People are living longer and enjoying better health, and today's 90 year olds are mentally sharper than their predecessors, reports the Lancet. This is great news for many!
What's more, the numbers of over 80s with dementia in Australia may be set to fall (currently stats stand at 25%). A new study has found that dementia rates among people 65 and older in the UK have plummeted by 25 percent over the past two decades, a trend that researchers say is probably occurring across developed countries and is linked to a healthier and better educated population.
These findings dispute the alarming predictions by advocacy groups and some public health officials of escalating numbers of dementia sufferers, as baby boomers age.

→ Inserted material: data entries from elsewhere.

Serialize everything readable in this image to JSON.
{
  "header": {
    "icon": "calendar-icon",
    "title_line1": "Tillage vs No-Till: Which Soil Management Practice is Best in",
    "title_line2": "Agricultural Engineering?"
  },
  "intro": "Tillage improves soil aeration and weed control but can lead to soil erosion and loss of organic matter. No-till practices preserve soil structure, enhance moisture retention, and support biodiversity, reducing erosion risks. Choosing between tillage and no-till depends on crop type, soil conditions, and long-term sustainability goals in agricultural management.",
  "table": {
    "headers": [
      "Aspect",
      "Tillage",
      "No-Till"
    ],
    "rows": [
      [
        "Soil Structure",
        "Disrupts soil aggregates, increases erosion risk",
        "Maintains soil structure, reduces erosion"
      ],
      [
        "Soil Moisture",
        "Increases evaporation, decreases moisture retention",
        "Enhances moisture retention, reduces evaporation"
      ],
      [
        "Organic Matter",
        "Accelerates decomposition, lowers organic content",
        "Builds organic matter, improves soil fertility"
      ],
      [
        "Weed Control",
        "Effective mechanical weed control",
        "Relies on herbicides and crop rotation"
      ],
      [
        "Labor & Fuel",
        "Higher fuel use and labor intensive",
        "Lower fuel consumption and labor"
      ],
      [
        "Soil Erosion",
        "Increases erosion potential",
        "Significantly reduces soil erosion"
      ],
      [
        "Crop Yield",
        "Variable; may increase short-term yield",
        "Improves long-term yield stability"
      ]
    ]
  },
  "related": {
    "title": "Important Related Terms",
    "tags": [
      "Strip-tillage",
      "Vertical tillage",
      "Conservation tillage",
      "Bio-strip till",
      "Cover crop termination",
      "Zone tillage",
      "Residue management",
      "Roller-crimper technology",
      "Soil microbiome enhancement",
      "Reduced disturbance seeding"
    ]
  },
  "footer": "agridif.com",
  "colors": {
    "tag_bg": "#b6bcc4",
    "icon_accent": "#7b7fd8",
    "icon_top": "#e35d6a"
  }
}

For the hundreds of thousands of dementia and Alzheimer's sufferers and their families around the world at the moment, there is also good news. Health care workers and researchers are discovering that innovative therapies based on compassionate care and love are "reaching" them in ways unheard of previously.

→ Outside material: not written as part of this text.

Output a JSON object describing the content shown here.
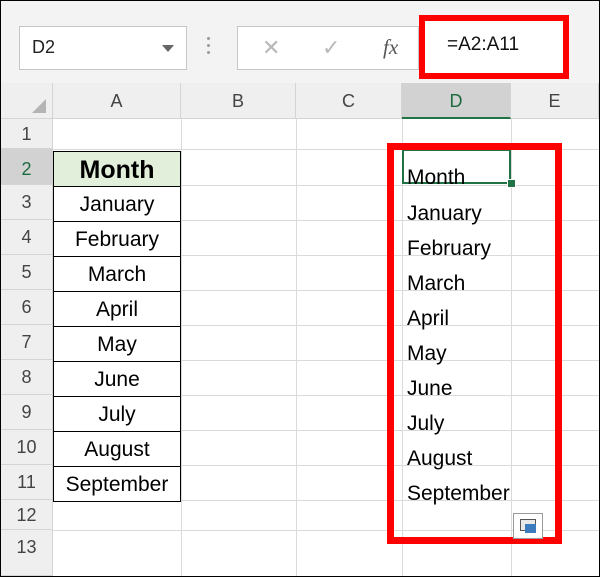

"Each time we approach a deeply forgetful person with a kind tone of voice, a reassuring facial expression, and call them by name with a smile we are participating in an intervention that is as significant as any biotechnical one of which I am aware", writes Prof Stephen Post, Professor of Preventive Medicine and Founding Director of the Center for Medical Humanities, Compassionate Care and Bioethics at Stoney Brook University in the USA. He continues, "Carers are the beacons of hope to be acknowledged and celebrated in their depth of commitment …. [their] daily small actions done with great love".
He prefers to use the kinder term "deeply forgetful" for someone being diagnosed as having dementia or Alzheimer's. He also emphasises the need for compassionate care as we face a world intent on the dehumanisation of medical and psychiatric care, and stresses the importance of treating the deeply forgetful with dignity, helping to reveal their value to them by providing attention, concern and tenderness.

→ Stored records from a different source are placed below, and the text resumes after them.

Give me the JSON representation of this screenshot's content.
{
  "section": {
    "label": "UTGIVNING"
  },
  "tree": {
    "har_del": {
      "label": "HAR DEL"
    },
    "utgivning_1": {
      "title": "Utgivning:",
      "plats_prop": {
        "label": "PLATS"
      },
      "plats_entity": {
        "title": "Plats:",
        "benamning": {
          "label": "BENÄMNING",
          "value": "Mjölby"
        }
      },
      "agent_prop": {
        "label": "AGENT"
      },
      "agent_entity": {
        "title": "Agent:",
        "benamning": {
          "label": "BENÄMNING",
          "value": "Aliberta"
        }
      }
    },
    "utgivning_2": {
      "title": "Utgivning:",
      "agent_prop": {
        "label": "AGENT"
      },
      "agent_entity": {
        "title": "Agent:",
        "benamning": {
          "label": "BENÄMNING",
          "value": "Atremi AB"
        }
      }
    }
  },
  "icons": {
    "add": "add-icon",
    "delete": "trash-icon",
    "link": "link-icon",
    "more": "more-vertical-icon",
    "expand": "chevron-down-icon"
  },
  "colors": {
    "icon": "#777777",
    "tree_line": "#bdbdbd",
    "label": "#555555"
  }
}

At the Compassion, Spirituality and Health Conference held in Adelaide in July, Post told delegates that "there is not one person who can't be reached on a spiritual level". He gave the example of a man who had been in care for ten years. A moving YouTube videoshows the elderly man who is unable to recognise his daughter being roused enough to engage in conversation after being given his loved music to listen to on an iPod (Music and Memory Project).
Neurologist Oliver Sacks MD explains: "Henry, who is normally mute and unable to answer the simplest "yes" and "no" questions' [becomes] quite voluble… so in some sense Henry is restored to himself, he has remembered who he is, and he has reacquired his identity for a while through the power of music."
When I spoke with him at the conference, Prof Post called such deep change "a resurrection of a sort for the deeply forgetful", as we connect with them on a spiritual level.
Such thought-provoking results provide a growing body of evidence that we should never give up on an individual. Compassionately fostering spiritual pursuits like music, art and poetry appreciation, introducing comedy and brain training activities, as well as interacting with pets produce encouraging results.
Other meaningful activities include fostering spirituality, meditation and prayer. In 2005 researchers concluded that adopting a spiritual or religious lifestyle slows down the progress of Alzheimer's.